All this means that progressives have to fight an uphill battle. It’s not enough to simply vote. Progressives have to help other people vote, especially marginalized people. We have to give our time, money, and attention.
And that requires the second thing that has to happen: Not letting the bastards drag you down.
“You can despair for a moment, but not for a long time,” says Zwarensteyn. “Remember, how we got here was based on decades of work. Our opportunity to change course and to pursue equal justice for all is not a short-term project.”
That means building momentum, getting involved in grassroots organizations and campaigns, and remembering what’s at stake.
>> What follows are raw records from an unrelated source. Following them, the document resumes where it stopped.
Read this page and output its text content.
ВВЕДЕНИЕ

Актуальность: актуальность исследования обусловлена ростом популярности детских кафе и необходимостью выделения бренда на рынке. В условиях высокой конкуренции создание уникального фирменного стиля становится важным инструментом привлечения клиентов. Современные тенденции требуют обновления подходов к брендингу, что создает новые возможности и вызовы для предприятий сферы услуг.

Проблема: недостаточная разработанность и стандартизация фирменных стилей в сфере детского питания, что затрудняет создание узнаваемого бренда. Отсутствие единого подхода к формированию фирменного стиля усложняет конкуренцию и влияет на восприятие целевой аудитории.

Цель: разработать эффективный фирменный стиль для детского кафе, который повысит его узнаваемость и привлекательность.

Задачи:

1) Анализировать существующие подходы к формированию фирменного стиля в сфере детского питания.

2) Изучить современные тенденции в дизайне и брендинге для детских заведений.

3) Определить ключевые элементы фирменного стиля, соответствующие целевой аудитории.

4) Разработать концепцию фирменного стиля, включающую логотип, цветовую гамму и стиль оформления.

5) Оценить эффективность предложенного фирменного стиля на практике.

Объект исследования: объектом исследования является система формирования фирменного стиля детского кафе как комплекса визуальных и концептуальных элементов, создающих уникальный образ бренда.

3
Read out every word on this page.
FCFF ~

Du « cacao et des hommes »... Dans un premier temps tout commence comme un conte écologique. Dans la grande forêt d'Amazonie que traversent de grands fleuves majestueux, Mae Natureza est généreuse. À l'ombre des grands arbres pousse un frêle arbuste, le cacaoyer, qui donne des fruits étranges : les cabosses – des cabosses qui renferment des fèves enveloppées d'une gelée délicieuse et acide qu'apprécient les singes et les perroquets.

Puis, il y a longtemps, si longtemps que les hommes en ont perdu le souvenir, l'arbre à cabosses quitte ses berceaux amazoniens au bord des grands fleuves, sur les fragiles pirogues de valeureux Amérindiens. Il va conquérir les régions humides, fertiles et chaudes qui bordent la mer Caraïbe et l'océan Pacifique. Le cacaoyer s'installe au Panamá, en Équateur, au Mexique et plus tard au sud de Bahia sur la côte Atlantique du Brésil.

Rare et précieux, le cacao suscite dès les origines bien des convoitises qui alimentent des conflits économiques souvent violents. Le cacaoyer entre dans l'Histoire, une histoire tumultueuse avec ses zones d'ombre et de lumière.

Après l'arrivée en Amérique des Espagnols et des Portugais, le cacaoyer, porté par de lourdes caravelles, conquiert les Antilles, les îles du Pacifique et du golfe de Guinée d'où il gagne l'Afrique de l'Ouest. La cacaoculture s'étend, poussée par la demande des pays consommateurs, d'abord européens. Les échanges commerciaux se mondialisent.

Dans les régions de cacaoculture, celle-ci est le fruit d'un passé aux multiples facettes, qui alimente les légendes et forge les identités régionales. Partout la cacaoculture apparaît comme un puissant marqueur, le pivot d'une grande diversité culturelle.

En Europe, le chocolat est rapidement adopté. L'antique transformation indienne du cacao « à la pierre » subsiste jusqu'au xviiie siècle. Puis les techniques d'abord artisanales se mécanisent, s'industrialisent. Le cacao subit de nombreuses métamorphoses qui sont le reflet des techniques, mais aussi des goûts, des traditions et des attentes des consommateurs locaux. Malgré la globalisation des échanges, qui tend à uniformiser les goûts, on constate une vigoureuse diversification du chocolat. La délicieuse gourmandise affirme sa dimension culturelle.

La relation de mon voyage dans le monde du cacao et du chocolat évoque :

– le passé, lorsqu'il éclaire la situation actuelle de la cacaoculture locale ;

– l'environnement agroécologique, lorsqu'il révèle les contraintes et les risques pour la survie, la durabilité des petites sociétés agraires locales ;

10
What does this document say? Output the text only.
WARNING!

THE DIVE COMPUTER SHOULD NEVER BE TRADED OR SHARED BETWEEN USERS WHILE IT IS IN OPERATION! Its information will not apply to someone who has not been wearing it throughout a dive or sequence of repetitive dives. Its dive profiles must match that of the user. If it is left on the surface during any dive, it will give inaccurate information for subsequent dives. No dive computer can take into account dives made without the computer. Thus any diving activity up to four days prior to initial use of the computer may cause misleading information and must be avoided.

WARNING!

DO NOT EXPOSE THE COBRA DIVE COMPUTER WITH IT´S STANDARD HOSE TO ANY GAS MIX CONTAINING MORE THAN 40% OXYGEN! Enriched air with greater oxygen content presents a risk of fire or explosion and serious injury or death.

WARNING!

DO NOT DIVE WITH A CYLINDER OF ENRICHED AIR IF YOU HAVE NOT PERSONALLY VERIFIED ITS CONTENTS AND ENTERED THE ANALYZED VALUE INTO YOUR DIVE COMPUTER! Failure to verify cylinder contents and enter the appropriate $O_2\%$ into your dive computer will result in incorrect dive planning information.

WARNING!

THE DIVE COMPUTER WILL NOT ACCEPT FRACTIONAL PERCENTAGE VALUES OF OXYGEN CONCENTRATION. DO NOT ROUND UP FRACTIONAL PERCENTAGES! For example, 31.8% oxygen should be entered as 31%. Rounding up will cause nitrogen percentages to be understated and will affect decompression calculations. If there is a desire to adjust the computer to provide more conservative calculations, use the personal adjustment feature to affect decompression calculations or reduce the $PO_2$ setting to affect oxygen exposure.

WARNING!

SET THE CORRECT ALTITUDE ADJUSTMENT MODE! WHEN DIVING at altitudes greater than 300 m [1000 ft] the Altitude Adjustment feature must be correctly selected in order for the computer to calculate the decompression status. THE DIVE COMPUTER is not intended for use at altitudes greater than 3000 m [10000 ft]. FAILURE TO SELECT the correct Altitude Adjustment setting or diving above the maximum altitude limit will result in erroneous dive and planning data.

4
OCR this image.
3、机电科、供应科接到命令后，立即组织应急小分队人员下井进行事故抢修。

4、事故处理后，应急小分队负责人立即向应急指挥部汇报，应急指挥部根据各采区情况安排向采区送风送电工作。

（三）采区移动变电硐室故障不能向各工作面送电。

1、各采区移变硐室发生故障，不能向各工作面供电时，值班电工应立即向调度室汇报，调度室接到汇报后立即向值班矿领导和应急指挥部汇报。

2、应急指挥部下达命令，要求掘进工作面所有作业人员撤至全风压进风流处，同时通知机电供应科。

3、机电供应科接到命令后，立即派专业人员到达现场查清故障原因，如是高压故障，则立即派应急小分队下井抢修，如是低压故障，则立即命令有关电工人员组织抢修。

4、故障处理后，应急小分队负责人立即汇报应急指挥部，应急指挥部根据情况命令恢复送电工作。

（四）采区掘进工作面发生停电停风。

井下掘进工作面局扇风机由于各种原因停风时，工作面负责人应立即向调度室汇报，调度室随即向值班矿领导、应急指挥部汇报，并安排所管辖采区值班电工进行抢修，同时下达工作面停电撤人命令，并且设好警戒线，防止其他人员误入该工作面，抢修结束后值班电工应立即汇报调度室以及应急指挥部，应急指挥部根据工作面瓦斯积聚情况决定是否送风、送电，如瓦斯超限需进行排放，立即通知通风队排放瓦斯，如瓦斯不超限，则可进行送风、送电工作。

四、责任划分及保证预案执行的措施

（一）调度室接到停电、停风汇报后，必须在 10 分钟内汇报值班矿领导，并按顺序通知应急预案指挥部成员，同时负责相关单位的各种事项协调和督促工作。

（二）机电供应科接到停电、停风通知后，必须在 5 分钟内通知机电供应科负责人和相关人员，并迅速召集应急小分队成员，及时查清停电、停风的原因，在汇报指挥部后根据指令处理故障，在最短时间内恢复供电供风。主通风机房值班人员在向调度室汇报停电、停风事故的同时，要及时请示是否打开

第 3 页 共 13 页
Despair is easy; resilience is power.
It also means getting over the many disappointments of the past two years and remembering that progress can and has been made, especially when it comes to these lifetime federal judges. “This administration has prioritized judges with a demonstrated conviction to civil rights and who look like all our communities,” Zwarensteyn says. “They’ve appointed 60 lifetime judges, a remarkable rate.”
The Democrats are far from perfect, but there’s no comparison between them and Republicans, especially when it comes to judges and the courts. “Right now,” Zwarensteyn continues, “we have numerous incredible nominees pending. Talk to your senators so those judges get confirmed. People felt a sense of victory when Justice Ketanji Brown Jackson was confirmed, and she is the embodiment of many nominees and judges we are seeing. We need to make sure they are on the bench ASAP.”
Ultimately, says Zwarensteyn, “it’s been a long campaign from the other side, but they are counting on us losing hope. We need to be standing up for one another and not backing down.”